All HTTP versions can be used in parallel (assuming servers and clients support them), the semantics towards the applications are still the same (and were recently re-specified in a version-independent way in RFC 9110).
QUIC (and thus HTTP/3) won't be supported everywhere (specifically people behind old routers/firewalls which might not let UDP through), so HTTP/2 is still useful in those cases.
Try making a full fledge course your explaining skills is very good
Thank you for such a great video. Is there a resource to learn about HTTP3 and HTTP2?
Thanks for your sharing
Thank you!!!
Thank you for the video.
I didn't know about QUIC and was wondering how that internet exchange happens between wifi and mobile data
Great video. What software do you use to generate such animation?
Thanks a lot
pipelining = ARQ Go Back N
streams = ARQ Selective Repeat
pd.
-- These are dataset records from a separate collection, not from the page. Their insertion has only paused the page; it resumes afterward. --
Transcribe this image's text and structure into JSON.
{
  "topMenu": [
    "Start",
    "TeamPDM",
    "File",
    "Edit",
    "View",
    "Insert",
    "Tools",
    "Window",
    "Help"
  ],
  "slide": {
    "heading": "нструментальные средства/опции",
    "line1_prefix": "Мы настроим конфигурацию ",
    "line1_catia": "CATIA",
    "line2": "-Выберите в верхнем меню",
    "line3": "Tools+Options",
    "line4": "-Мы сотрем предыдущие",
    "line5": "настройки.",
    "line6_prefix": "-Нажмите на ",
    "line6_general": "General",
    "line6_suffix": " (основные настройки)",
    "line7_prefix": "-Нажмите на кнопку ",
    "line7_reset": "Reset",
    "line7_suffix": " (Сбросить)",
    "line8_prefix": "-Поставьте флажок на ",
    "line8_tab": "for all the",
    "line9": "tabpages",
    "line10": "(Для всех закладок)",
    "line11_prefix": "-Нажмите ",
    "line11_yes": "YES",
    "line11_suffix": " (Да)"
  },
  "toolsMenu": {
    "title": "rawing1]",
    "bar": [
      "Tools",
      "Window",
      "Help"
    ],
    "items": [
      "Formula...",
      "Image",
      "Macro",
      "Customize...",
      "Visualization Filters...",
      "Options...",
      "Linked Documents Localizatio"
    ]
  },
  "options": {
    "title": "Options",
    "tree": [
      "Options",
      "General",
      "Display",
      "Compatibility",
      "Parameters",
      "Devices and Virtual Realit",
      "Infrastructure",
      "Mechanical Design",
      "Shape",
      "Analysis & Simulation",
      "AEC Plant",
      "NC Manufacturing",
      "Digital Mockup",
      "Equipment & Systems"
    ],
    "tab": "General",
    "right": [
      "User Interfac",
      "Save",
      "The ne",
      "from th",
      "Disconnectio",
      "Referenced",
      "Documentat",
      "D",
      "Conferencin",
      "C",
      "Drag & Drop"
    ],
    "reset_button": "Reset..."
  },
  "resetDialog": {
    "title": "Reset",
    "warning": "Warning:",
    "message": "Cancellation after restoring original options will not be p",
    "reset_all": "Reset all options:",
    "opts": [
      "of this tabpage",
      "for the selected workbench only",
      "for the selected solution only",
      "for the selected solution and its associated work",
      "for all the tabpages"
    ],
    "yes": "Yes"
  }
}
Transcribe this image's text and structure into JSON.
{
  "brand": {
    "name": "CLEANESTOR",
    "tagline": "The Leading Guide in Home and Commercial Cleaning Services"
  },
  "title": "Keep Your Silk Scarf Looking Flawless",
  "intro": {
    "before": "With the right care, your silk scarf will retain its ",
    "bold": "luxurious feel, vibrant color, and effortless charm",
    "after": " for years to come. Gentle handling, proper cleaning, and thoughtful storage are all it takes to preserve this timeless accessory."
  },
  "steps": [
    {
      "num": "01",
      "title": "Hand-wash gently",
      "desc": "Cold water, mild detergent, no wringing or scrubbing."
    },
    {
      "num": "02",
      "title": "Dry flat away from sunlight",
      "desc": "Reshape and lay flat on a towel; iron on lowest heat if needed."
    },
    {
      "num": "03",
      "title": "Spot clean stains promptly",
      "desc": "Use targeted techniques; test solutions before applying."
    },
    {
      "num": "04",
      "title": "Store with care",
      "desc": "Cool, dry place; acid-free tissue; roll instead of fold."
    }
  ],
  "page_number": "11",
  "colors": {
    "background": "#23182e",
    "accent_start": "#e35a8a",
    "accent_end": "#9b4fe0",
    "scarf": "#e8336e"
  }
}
Correct me if am wrong
what about hybrid?
end users use ordinary http 2 or 1
and http3 are used by internet hopping devices like routers or switches and servers for fast communication
since servers are cpu intensive can transmit alot of data
I always thought QUIC was something separate to HTTP/2~3, Thank you for sharing this
QUIC is in principle independent of HTTP, but it was developed based on a prototype from Google (used as a replacement for HTTP), and its main motivation is for purposes like HTTP. HTTP/3 is using QUIC as its base, and is therefore in itself much simpler than HTTP/2 (which is based on TCP).
I have no choice but subscribed. 😇
0:17 There was an HTTP/0.9, which left out some of the header structure. I think it was very quickly replaced with HTTP/1.0, which regularized the whole request/response structure.
Make a separate video for http3
Nice video, bro.
How do you make the fancy process flow animation?
Well said
Good stuff
Thanks
Nice animations.
Thank you :)
Will a Http 3 REST API call be faster than GRPC?